Most fascinating is the story of the pilot tunnels that were dug during the Metro construction. One stumbled across a large well, full of discarded rubbish. Included in that rubbish was all manner of treasure; hundreds of pots, shells, loom weights and bones from various eras. On the wall, a photograph of the well taken at the moment of discovery is blown up to super-size. It’s a remarkable sight.
Many of Athens’ Metro stations have similar collections and displays – Syntagma and Egaleo are amongst the best in this respect – but Monastiraki is arguably the most impressive. After all, how many other Metro stations have a river trickling through them?

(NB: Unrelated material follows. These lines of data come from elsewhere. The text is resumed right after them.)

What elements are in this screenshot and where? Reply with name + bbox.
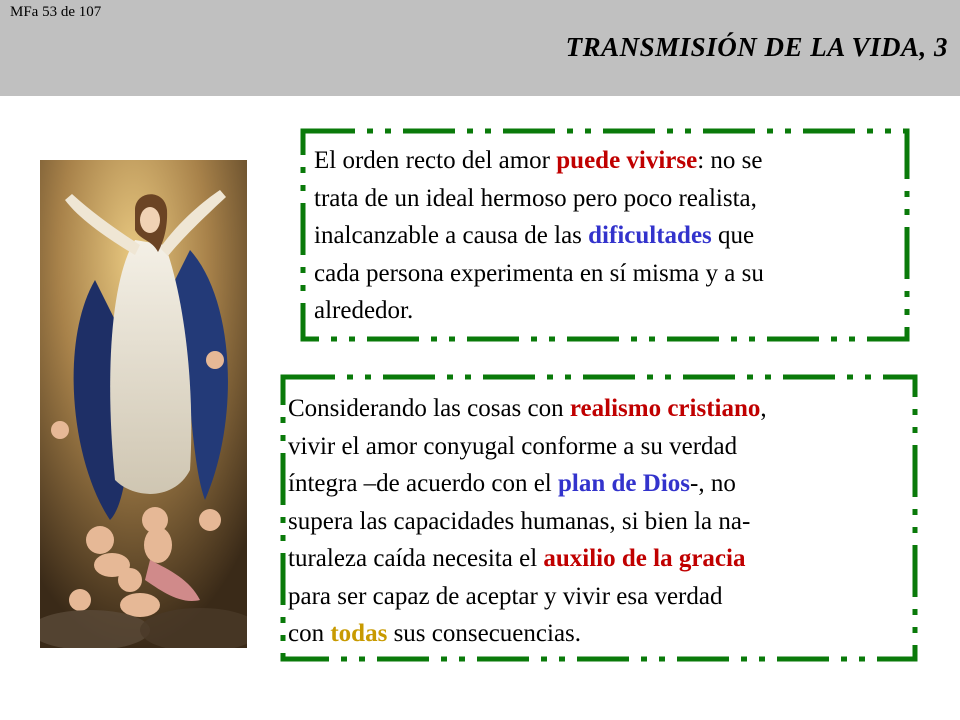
box-2-line: con todas sus consecuencias. [288,620,582,647]
box-2-line: Considerando las cosas con realismo cristiano, [288,395,767,422]
box-2-line: turaleza caída necesita el auxilio de la gracia [288,545,746,572]
text-box-1 [300,128,912,344]
slide-header [0,0,960,96]
box-2-line: supera las capacidades humanas, si bien la na- [288,507,751,535]
box-2-line: vivir el amor conyugal conforme a su verdad [288,432,738,460]
slide-title: TRANSMISIÓN DE LA VIDA, 3 [565,32,948,62]
box-1-line: inalcanzable a causa de las dificultades que [314,222,755,249]
text-box-2 [280,374,920,664]
box-1-line: trata de un ideal hermoso pero poco realista, [314,184,757,212]
virgin-painting-image [40,160,247,648]
box-1-line: El orden recto del amor puede vivirse: no se [314,147,763,174]
slide-counter: MFa 53 de 107 [10,4,102,20]
box-2-line: íntegra –de acuerdo con el plan de Dios-, no [288,470,736,497]
box-1-text [314,142,764,330]
box-1-line: cada persona experimenta en sí misma y a su [314,259,764,287]
box-1-line: alrededor. [314,297,414,324]
box-2-text [288,390,767,653]
box-2-line: para ser capaz de aceptar y vivir esa verdad [288,582,723,610]
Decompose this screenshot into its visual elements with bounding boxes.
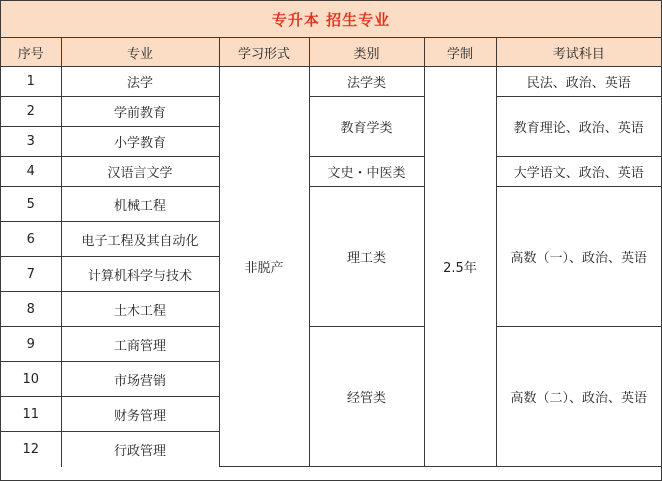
cell-major: 财务管理 [61,397,219,432]
cell-category: 法学类 [309,67,424,97]
cell-duration: 2.5年 [424,67,496,467]
cell-no: 2 [1,97,61,127]
cell-major: 小学教育 [61,127,219,157]
header-cell-duration: 学制 [424,38,496,67]
cell-subjects: 大学语文、政治、英语 [496,157,661,187]
cell-no: 8 [1,292,61,327]
cell-no: 12 [1,432,61,467]
cell-major: 法学 [61,67,219,97]
table-title: 专升本 招生专业 [1,1,661,38]
cell-major: 学前教育 [61,97,219,127]
cell-major: 电子工程及其自动化 [61,222,219,257]
cell-category: 教育学类 [309,97,424,157]
table-row [1,157,661,187]
header-cell-category: 类别 [309,38,424,67]
cell-major: 工商管理 [61,327,219,362]
cell-major: 汉语言文学 [61,157,219,187]
cell-subjects: 民法、政治、英语 [496,67,661,97]
table-row [1,327,661,362]
header-cell-no: 序号 [1,38,61,67]
cell-no: 9 [1,327,61,362]
cell-no: 11 [1,397,61,432]
cell-category: 文史・中医类 [309,157,424,187]
cell-no: 5 [1,187,61,222]
cell-no: 6 [1,222,61,257]
cell-category: 理工类 [309,187,424,327]
table-row [1,187,661,222]
cell-major: 行政管理 [61,432,219,467]
table-row [1,97,661,127]
header-cell-study-form: 学习形式 [219,38,309,67]
header-row [1,38,661,67]
cell-no: 10 [1,362,61,397]
cell-no: 3 [1,127,61,157]
cell-no: 1 [1,67,61,97]
cell-subjects: 高数（一）、政治、英语 [496,187,661,327]
header-cell-major: 专业 [61,38,219,67]
cell-study-form: 非脱产 [219,67,309,467]
cell-major: 土木工程 [61,292,219,327]
cell-major: 市场营销 [61,362,219,397]
table-row [1,67,661,97]
header-cell-subjects: 考试科目 [496,38,661,67]
cell-subjects: 教育理论、政治、英语 [496,97,661,157]
cell-no: 4 [1,157,61,187]
cell-no: 7 [1,257,61,292]
cell-category: 经管类 [309,327,424,467]
majors-table [1,38,661,467]
cell-subjects: 高数（二）、政治、英语 [496,327,661,467]
cell-major: 机械工程 [61,187,219,222]
cell-major: 计算机科学与技术 [61,257,219,292]
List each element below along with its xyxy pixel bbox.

The Eridanos is a small stream that has long since been buried as Athens has built upwards over old settlements. It was largely forgotten about until work started on the Monastiraki station, where it was found flowing under a stone vault from the era of the Roman emperor Hadrian. Instead of ripping everything up and blocking the river, the constructors decided to build around it.
The result is that you walk from the train, and across a glass platform which enables the 2nd and 21st centuries to merge with an almost sci-fi effect. Ruins from the classical, Roman and Christian eras also mingle in, and are pretty much guaranteed to elicit a double take from anyone getting off for the first time.
During the construction of the Athens Metro, over 79,000 square metres were dug up and around 50,000 titbits from the past. What the city has done with them is unique – and it’s well worth going underground for.
Theoretically, it’s possible to visit all of the displays in the Metro stations without splashing out a cent. A lot of the good stuff is on the exit side of the ticket barriers. For the bits on the train side, chances are no-one’s going to pull you up on it if you wander through and have a look. Just be prepared to argue with a guard if necessary. Realistically, though, spending EUR3 on an all day ticket and taking in a few stations is probably a lot easier.
As an added bonus, the stations aren’t just displaying old treasures – they also act as galleries for contemporary Greek artists. Each station displays at least one artwork from internationally renowned local creative types. Sometimes they can be a little hard to spot, so it’s worth taking the time to have a look around.